Optimizing register usage in dot product

I'm developing a kernel function with several vector operations like scalar and vector products. The kernel uses a large amount of registers so that occupancy is very low. I'm trying to reduce the amount of used registers to improve occupancy.

Consider for example the following __device__ function performing a scalar product between two float3:

__device__ float dot(float3 in1, float3 in2) { return in1.x * in2.x + in1.y * in2.y + in1.z * in2.z; }

If I generate the .ptx file using

nvcc -ptx -gencode arch=compute_52,code=sm_52 -rdc=true simpleDot2.cu

(the file simpleDot2.cu contains only the definition of the __device__ function), I essentially obtain

    // .globl   _Z3dot6float3S_
.visible .func  (.param .b32 func_retval0) _Z3dot6float3S_(
    .param .align 4 .b8 _Z3dot6float3S__param_0[12],
    .param .align 4 .b8 _Z3dot6float3S__param_1[12]
)
{
    .reg .f32   %f<10>;


    ld.param.f32    %f1, [_Z3dot6float3S__param_0+8];
    ld.param.f32    %f2, [_Z3dot6float3S__param_0];
    ld.param.f32    %f3, [_Z3dot6float3S__param_0+4];
    ld.param.f32    %f4, [_Z3dot6float3S__param_1+8];
    ld.param.f32    %f5, [_Z3dot6float3S__param_1];
    ld.param.f32    %f6, [_Z3dot6float3S__param_1+4];
    mul.f32     %f7, %f3, %f6;
    fma.rn.f32  %f8, %f2, %f5, %f7;
    fma.rn.f32  %f9, %f1, %f4, %f8;
    st.param.f32    [func_retval0+0], %f9;
    ret;
}

From the .ptx code, it seems that a number of 9 registers are used, which perhaps can be lowered. I understand that the .ptx code is not the ultimate code executed by a GPU.

Question

Is there any chance to rearrange the register usage in the .ptx code, for example recycling registers f1-f6, so to reduce the overall number of occupied registers?

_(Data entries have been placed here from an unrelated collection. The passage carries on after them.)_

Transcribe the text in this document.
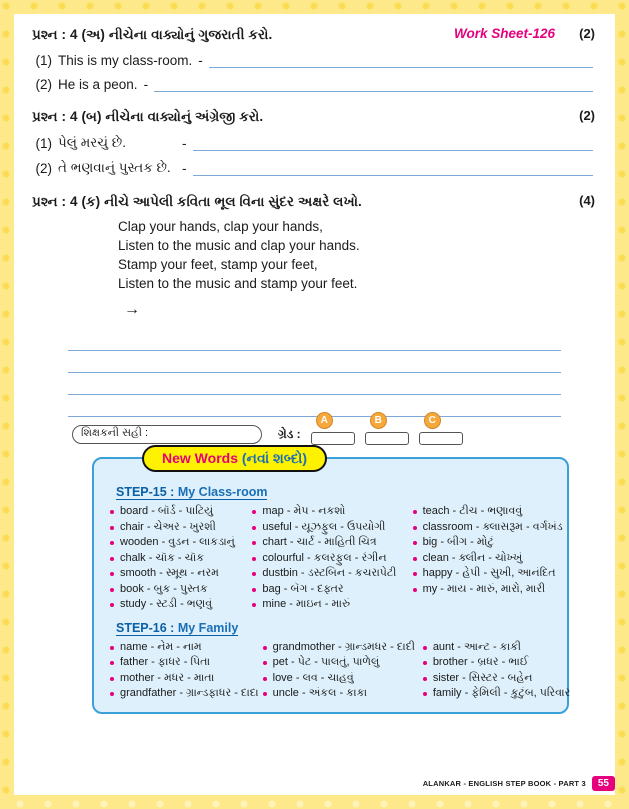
પ્રશ્ન : 4 (અ) નીચેના વાક્યોનું ગુજરાતી કરો.	Work Sheet-126 (2)
(1) This is my class-room. -
(2) He is a peon. -
પ્રશ્ન : 4 (બ) નીચેના વાક્યોનું અંગ્રેજી કરો.	(2)
(1) પેલું મરચું છે.	-
(2) તે ભણવાનું પુસ્તક છે. -
પ્રશ્ન : 4 (ક) નીચે આપેલી કવિતા ભૂલ વિના સુંદર અક્ષરે લખો.	(4)
Clap your hands, clap your hands,
Listen to the music and clap your hands.
Stamp your feet, stamp your feet,
Listen to the music and stamp your feet.
→
શિક્ષકની સહી :	ગ્રેડ :
A	B	C
New Words (નવાં શબ્દો)
STEP-15 : My Class-room
board - બૉર્ડ - પાટિયું
chair - ચેઅર - ખુરશી
wooden - વુડન - લાકડાનું
chalk - ચૉક - ચૉક
smooth - સ્મૂથ - નરમ
book - બુક - પુસ્તક
study - સ્ટડી - ભણવું
map - મેપ - નકશો
useful - યૂઝફુલ - ઉપયોગી
chart - ચાર્ટ - માહિતી ચિત્ર
colourful - કલરફુલ - રંગીન
dustbin - ડસ્ટબિન - કચરાપેટી
bag - બૅગ - દફ્તર
mine - માઇન - મારું
teach - ટીચ - ભણાવવું
classroom - ક્લાસરૂમ - વર્ગખંડ
big - બીગ - મોટું
clean - ક્લીન - ચોખ્ખું
happy - હેપી - સુખી, આનંદિત
my - માય - મારું, મારો, મારી
STEP-16 : My Family
name - નેમ - નામ
father - ફાધર - પિતા
mother - મધર - માતા
grandfather - ગ્રાન્ડફાધર - દાદા
grandmother - ગ્રાન્ડમધર - દાદી
pet - પેટ - પાલતું, પાળેલું
love - લવ - ચાહવું
uncle - અંકલ - કાકા
aunt - આન્ટ - કાકી
brother - બ્રધર - ભાઈ
sister - સિસ્ટર - બહેન
family - ફેમિલી - કુટુંબ, પરિવાર
ALANKAR - ENGLISH STEP BOOK - PART 3	55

Thank you very much for any help.

Solution

TL;DR To first order, no.

PTX is both a virtual ISA and a compiler intermediate representation. The registers used in PTX code are virtual registers and there is no fixed relation to the physical registers of the GPU. The PTX code generated by the CUDA toolchain follows the SSA (static single assignment) convention. This means that every virtual register is written to exactly once. Stated differently: When an instruction produces a result it is assigned to a new register. This means that longer kernels may use thousands of registers.

In the CUDA toolchain, PTX code is compiled to machine code (SASS) by the ptxas component. So despite the name, this is not an assembler, but an optimizing compiler that can do loop unrolling, CSE (common subexpression elimination), and so on. Most importantly, ptxas is responsible for register allocation and instruction scheduling, plus all optimizations specific to a particular GPU architecture.

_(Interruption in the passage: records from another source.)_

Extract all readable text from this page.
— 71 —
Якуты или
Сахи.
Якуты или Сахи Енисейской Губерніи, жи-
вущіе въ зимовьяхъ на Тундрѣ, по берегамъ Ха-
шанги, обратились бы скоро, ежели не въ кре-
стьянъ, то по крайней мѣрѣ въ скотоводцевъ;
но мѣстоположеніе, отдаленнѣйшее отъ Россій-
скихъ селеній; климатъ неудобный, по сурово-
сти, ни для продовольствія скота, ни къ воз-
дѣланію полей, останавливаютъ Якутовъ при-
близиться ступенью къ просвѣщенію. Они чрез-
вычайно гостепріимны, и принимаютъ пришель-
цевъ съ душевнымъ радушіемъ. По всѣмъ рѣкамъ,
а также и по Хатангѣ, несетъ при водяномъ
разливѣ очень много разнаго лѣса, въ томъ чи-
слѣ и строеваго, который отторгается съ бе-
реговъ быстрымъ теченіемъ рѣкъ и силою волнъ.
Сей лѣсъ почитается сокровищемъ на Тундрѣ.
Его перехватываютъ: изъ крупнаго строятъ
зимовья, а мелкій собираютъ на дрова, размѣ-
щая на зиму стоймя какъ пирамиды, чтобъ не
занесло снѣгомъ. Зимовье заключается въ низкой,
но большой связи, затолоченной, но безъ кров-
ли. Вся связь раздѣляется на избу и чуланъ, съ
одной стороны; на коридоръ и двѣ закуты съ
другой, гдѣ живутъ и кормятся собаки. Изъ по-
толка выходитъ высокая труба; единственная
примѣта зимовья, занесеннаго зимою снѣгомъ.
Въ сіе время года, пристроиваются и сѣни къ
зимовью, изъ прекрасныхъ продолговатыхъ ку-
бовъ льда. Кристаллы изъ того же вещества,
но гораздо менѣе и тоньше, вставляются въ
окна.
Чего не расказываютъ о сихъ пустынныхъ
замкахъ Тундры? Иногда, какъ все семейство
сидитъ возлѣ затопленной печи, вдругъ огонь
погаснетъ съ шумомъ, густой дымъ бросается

As a consequence, any examination of register usage issues needs to be focused on the machine code, which can be extracted with cuobjdump --dump-sass. Furthermore, the programmer has very limited influence on the number of registers used, because ptxas uses numerous heuristics when determining register allocation, in particular to trade off register usage with performance: scheduling loads early tends to increases register pressure by extension of the life range, so does the creation of temporary variable during CSE or the creation of induction variable for strength reduction in loops.

Modern versions of CUDA that target compute capability of 3.0 and higher usually make excellent choices when determining these trade-offs, and it is rarely necessary for programmers to consider register pressure. It is not clear what motivates asker's question in this regard.

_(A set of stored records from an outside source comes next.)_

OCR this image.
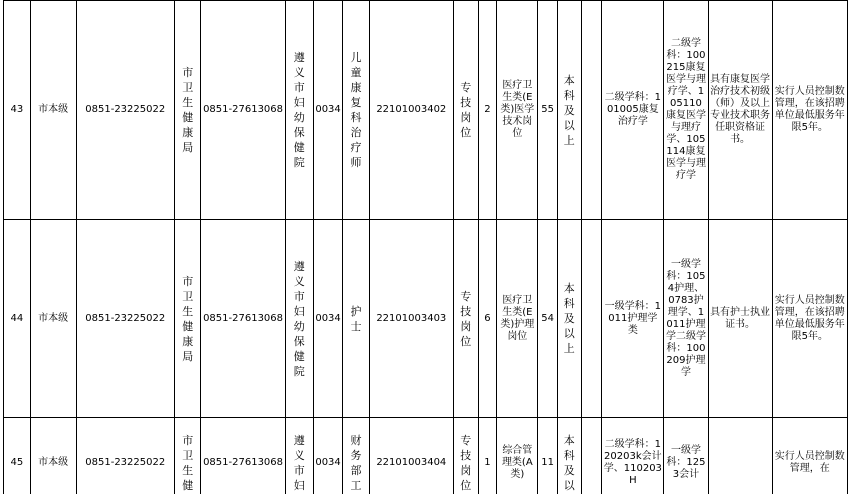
43	市本级	0851-23225022	市卫生健康局	0851-27613068	遵义市妇幼保健院	0034	儿童康复科治疗师	22101003402	专技岗位	2	医疗卫生类(E类)医学技术岗位	55	本科及以上		二级学科：101005康复治疗学	二级学科：100215康复医学与理疗学、105110康复医学与理疗学、105114康复医学与理疗学	具有康复医学治疗技术初级（师）及以上专业技术职务任职资格证书。	实行人员控制数管理，在该招聘单位最低服务年限5年。
44	市本级	0851-23225022	市卫生健康局	0851-27613068	遵义市妇幼保健院	0034	护士	22101003403	专技岗位	6	医疗卫生类(E类)护理岗位	54	本科及以上		一级学科：1011护理学类	一级学科：1054护理、0783护理学、1011护理学二级学科：100209护理学	具有护士执业证书。	实行人员控制数管理，在该招聘单位最低服务年限5年。
45	市本级	0851-23225022	市卫生健	0851-27613068	遵义市妇	0034	财务部工	22101003404	专技岗位	1	综合管理类(A类)	11	本科及以		二级学科：120203k会计学、110203H	一级学科：1253会计		实行人员控制数管理，在
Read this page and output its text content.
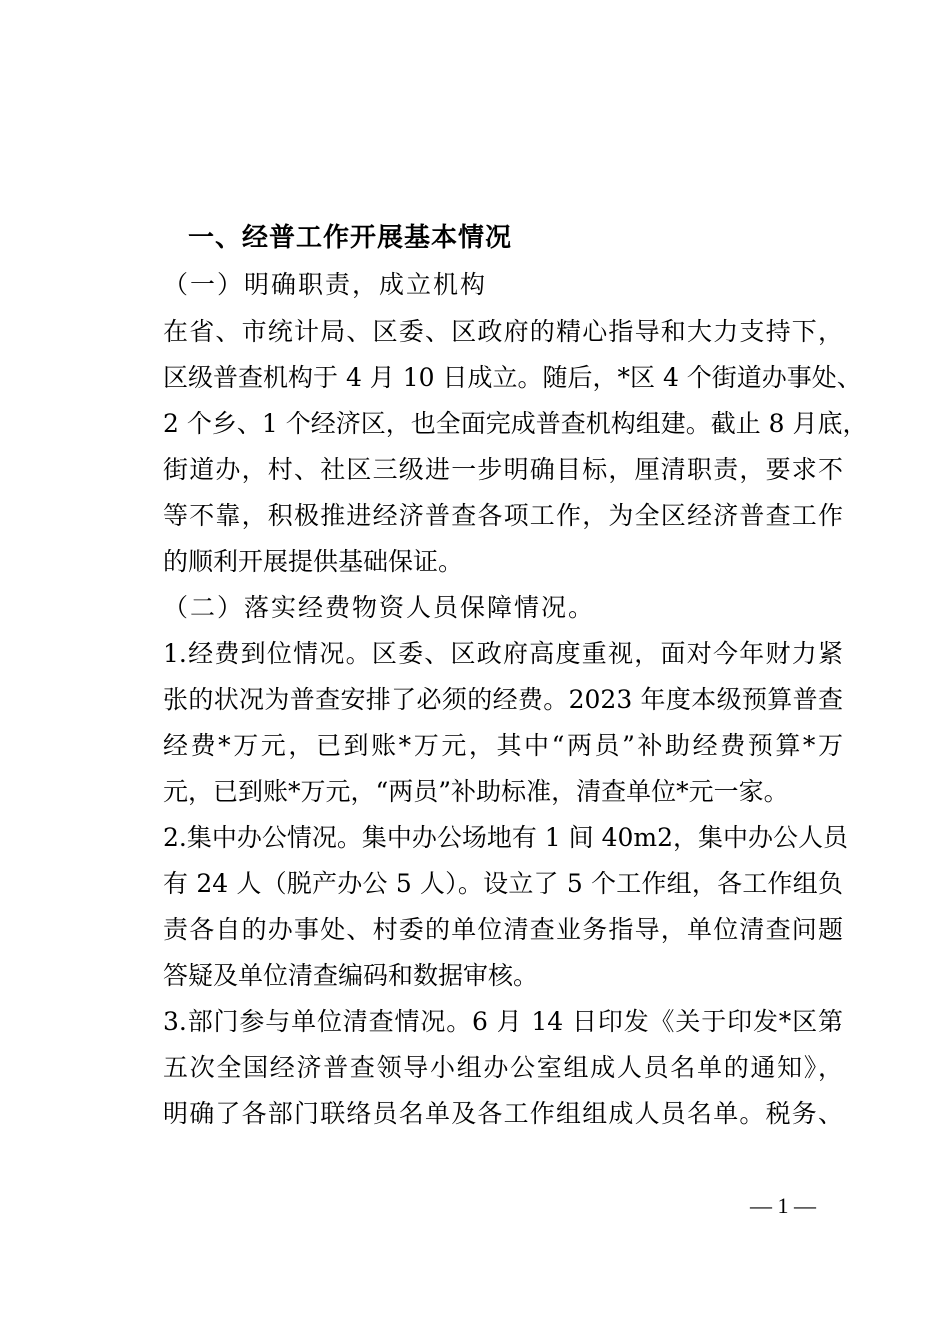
一、经普工作开展基本情况
（一）明确职责，成立机构
在省、市统计局、区委、区政府的精心指导和大力支持下，
区级普查机构于 4 月 10 日成立。随后，*区 4 个街道办事处、
2 个乡、1 个经济区，也全面完成普查机构组建。截止 8 月底，
街道办，村、社区三级进一步明确目标，厘清职责，要求不
等不靠，积极推进经济普查各项工作，为全区经济普查工作
的顺利开展提供基础保证。
（二）落实经费物资人员保障情况。
1.经费到位情况。区委、区政府高度重视，面对今年财力紧
张的状况为普查安排了必须的经费。2023 年度本级预算普查
经费*万元，已到账*万元，其中“两员”补助经费预算*万
元，已到账*万元，“两员”补助标准，清查单位*元一家。
2.集中办公情况。集中办公场地有 1 间 40m2，集中办公人员
有 24 人（脱产办公 5 人）。设立了 5 个工作组，各工作组负
责各自的办事处、村委的单位清查业务指导，单位清查问题
答疑及单位清查编码和数据审核。
3.部门参与单位清查情况。6 月 14 日印发《关于印发*区第
五次全国经济普查领导小组办公室组成人员名单的通知》，
明确了各部门联络员名单及各工作组组成人员名单。税务、
— 1 —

The documented mechanisms in CUDA to control maximum register usage are the -maxrregcount command-line flag of nvcc, which applies to an entire compilation unit, and the __launch_bounds__ attribute that allows control on a per-kernel basis. See the CUDA documentation for details. Beyond that, one can try to influence register usage by choosing the pxtas optimization level with -Xptxas -O{1|2|3} (default is -O3), or by re-arranging source code, or by use of compiler flags that tend to simplify the generated code, such as -use_fast_math.

Of course such indirect methods could have numerous other effects that are generally unpredictable, and any desirable result achieved will be "brittle", e.g. easily destroyed by changing to a new version of the toolchain.